Despite these limitations measuring fecal calprotectin is a useful tool in identifying patients who may need endoscopy. Their conclusion was that the test cannot be recommended as a diagnostic test for IBD in primary care because the results of the study apply to patients referred to secondary care.

Calprotectin is a calcium and zinc binding protein and accounts for 30 to 40% of neutrophils' cytosol. It has bacteriostatic and fungistatic properties and is resistant to enzymatic degradation, hence can be easily measured in feces stored at room temperature for up to 7 days.

IBD is a condition that causes a pathological inflammation of the bowel wall. Neutrophils influx into the bowel lumen as a result of the inflammatory process. Measurement of faecal calprotectin has been shown to be strongly correlated with 111-indium-labelled leucocytes - considered the gold standard measurement of intestinal inflammation.

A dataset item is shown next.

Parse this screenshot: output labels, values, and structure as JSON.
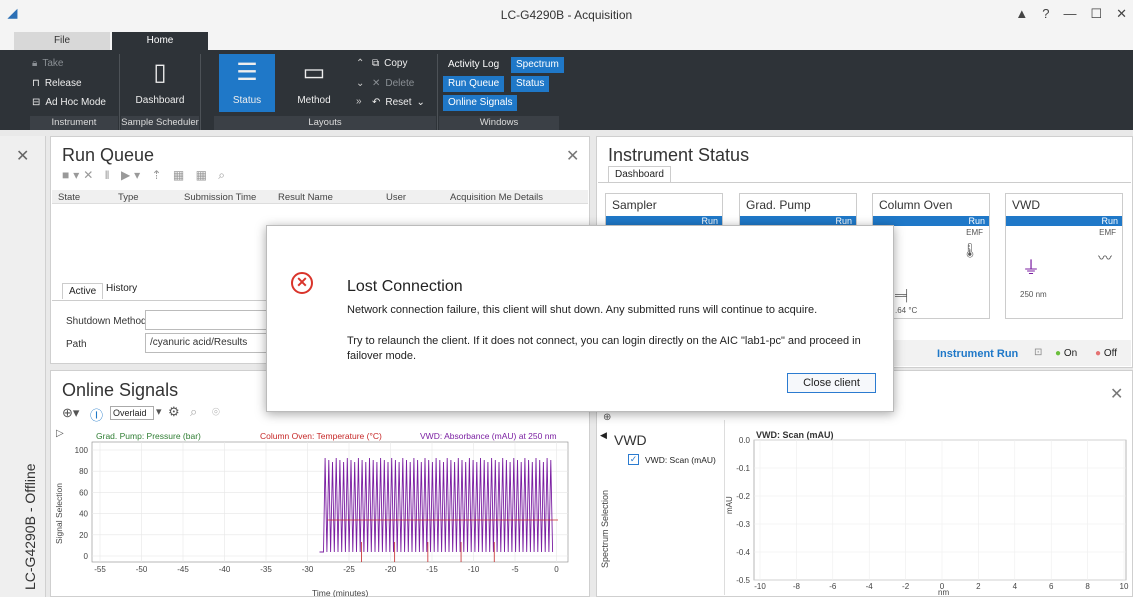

The main diseases that cause an increased excretion of faecal calprotectin are IBD and neoplasms . Levels of faecal calprotectin are normal in patients with irritable bowel syndrome (IBS).

Specific indications for measuring calprotectin are as follows.

1) Distinguishing inflammatory bowel disease (IBD) from functional bowel disease (IBS), and avoid the need for invasive tests such as colonoscopy.
2) Assessing efficacy of IBD treatments.
3) Predicting relapses or flares of IBD.
4) Offer an alternate diagnostic test for patients phobic of needles or endoscopy.